You can work out a basis for the null space by finding solutions of Mn = 0 much as you found x. Find a column where there is no non-zero entry on the diagonal, go to the row where the diagonal for that column should be, set the unknown for that column to 1, and move up the matrix from there, choosing the other unknowns so that you have a solution of Mn = 0.
Notice that all of the vectors you get from this have 1 at some position in that vector, 0s below that vector, and possibly non-zero entries above.

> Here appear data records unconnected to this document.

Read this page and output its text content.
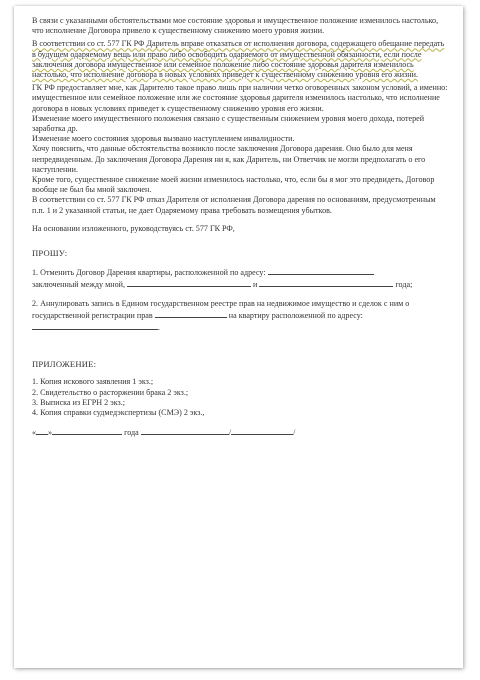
В связи с указанными обстоятельствами мое состояние здоровья и имущественное положение изменилось настолько, что исполнение Договора привело к существенному снижению моего уровня жизни.

В соответствии со ст. 577 ГК РФ Даритель вправе отказаться от исполнения договора, содержащего обещание передать в будущем одаряемому вещь или право либо освободить одаряемого от имущественной обязанности, если после заключения договора имущественное или семейное положение либо состояние здоровья дарителя изменилось настолько, что исполнение договора в новых условиях приведет к существенному снижению уровня его жизни.

ГК РФ предоставляет мне, как Дарителю такое право лишь при наличии четко оговоренных законом условий, а именно:

имущественное или семейное положение или же состояние здоровья дарителя изменилось настолько, что исполнение договора в новых условиях приведет к существенному снижению уровня его жизни.

Изменение моего имущественного положения связано с существенным снижением уровня моего дохода, потерей заработка др.

Изменение моего состояния здоровья вызвано наступлением инвалидности.

Хочу пояснить, что данные обстоятельства возникло после заключения Договора дарения. Оно было для меня непредвиденным. До заключения Договора Дарения ни я, как Даритель, ни Ответчик не могли предполагать о его наступлении.

Кроме того, существенное снижение моей жизни изменилось настолько, что, если бы я мог это предвидеть, Договор вообще не был бы мной заключен.

В соответствии со ст. 577 ГК РФ отказ Дарителя от исполнения Договора дарения по основаниям, предусмотренным п.п. 1 и 2 указанной статьи, не дает Одаряемому права требовать возмещения убытков.

На основании изложенного, руководствуясь ст. 577 ГК РФ,

ПРОШУ:

1. Отменить Договор Дарения квартиры, расположенной по адресу:

заключенный между мной,	и	года;

2. Аннулировать запись в Едином государственном реестре прав на недвижимое имущество и сделок с ним о государственной регистрации прав	на квартиру расположенной по адресу: .

ПРИЛОЖЕНИЕ:

1. Копия искового заявления 1 экз.;

2. Свидетельство о расторжении брака 2 экз.;

3. Выписка из ЕГРН 2 экз.;

4. Копия справки судмедэкспертизы (СМЭ) 2 экз.,

« »	года	/	/
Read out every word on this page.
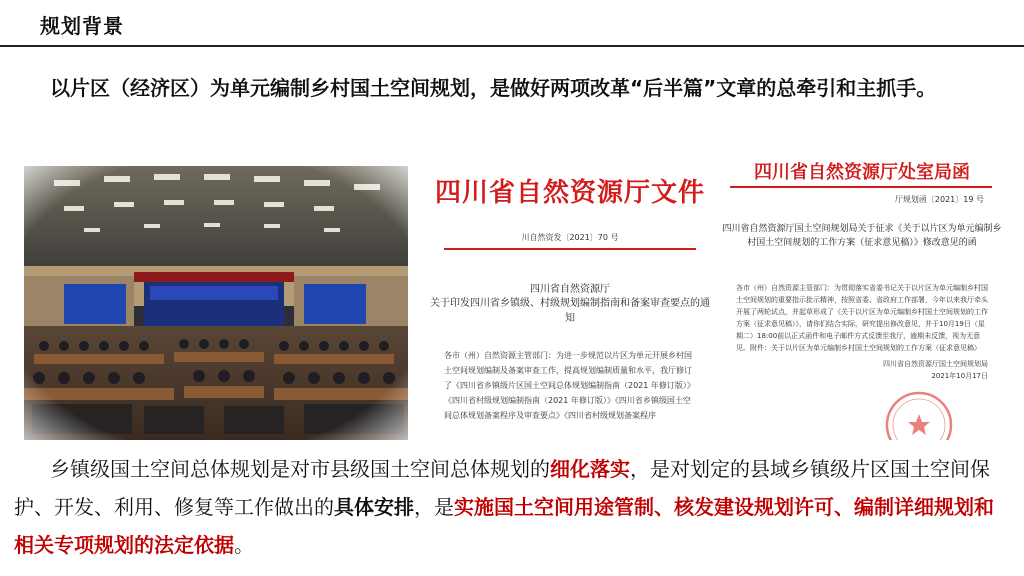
规划背景
以片区（经济区）为单元编制乡村国土空间规划，是做好两项改革“后半篇”文章的总牵引和主抓手。
四川省自然资源厅文件
川自然资发〔2021〕70 号
四川省自然资源厅
关于印发四川省乡镇级、村级规划编制指南和备案审查要点的通知
各市（州）自然资源主管部门：为进一步规范以片区为单元开展乡村国土空间规划编制及备案审查工作，提高规划编制质量和水平，我厅修订了《四川省乡镇级片区国土空间总体规划编制指南（2021 年修订版）》《四川省村级规划编制指南（2021 年修订版）》《四川省乡镇级国土空间总体规划备案程序及审查要点》《四川省村级规划备案程序
四川省自然资源厅处室局函
厅规划函〔2021〕19 号
四川省自然资源厅国土空间规划局关于征求《关于以片区为单元编制乡村国土空间规划的工作方案（征求意见稿）》修改意见的函
各市（州）自然资源主管部门：为贯彻落实省委书记关于以片区为单元编制乡村国土空间规划的重要指示批示精神，按照省委、省政府工作部署，今年以来我厅牵头开展了两轮试点，并起草形成了《关于以片区为单元编制乡村国土空间规划的工作方案（征求意见稿）》，请你们结合实际，研究提出修改意见，并于10月19日（星期二）18:00前以正式函件和电子邮件方式反馈至我厅，逾期未反馈，视为无意见。附件：关于以片区为单元编制乡村国土空间规划的工作方案（征求意见稿）

四川省自然资源厅国土空间规划局
2021年10月17日
乡镇级国土空间总体规划是对市县级国土空间总体规划的细化落实，是对划定的县域乡镇级片区国土空间保护、开发、利用、修复等工作做出的具体安排，是实施国土空间用途管制、核发建设规划许可、编制详细规划和相关专项规划的法定依据。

This means that if you add multiples of them to a solution, starting with the vector which has 1 furthest down, later vectors will never disturb components of the solution where you have previously added in vectors with 1 low down, because later vectors always have zero there.
So if you want to find the lexicographically smallest solution you can arrange things so that you use the basis for the null space with the lexicographically largest entries first. Start with an arbitrary solution and add in null space vectors as best you can, in lexicographical order, to reduce the solution vector. You should end up with the lexicographically smallest solution vector - any solution can be produced from any other solution by adding in a combination of basis vectors from the null space, and you can see from the above procedure that it produces the lexicographically smallest such result - at each stage the most significant components have been made as small as possible and any alternatives must be lexicographically greater.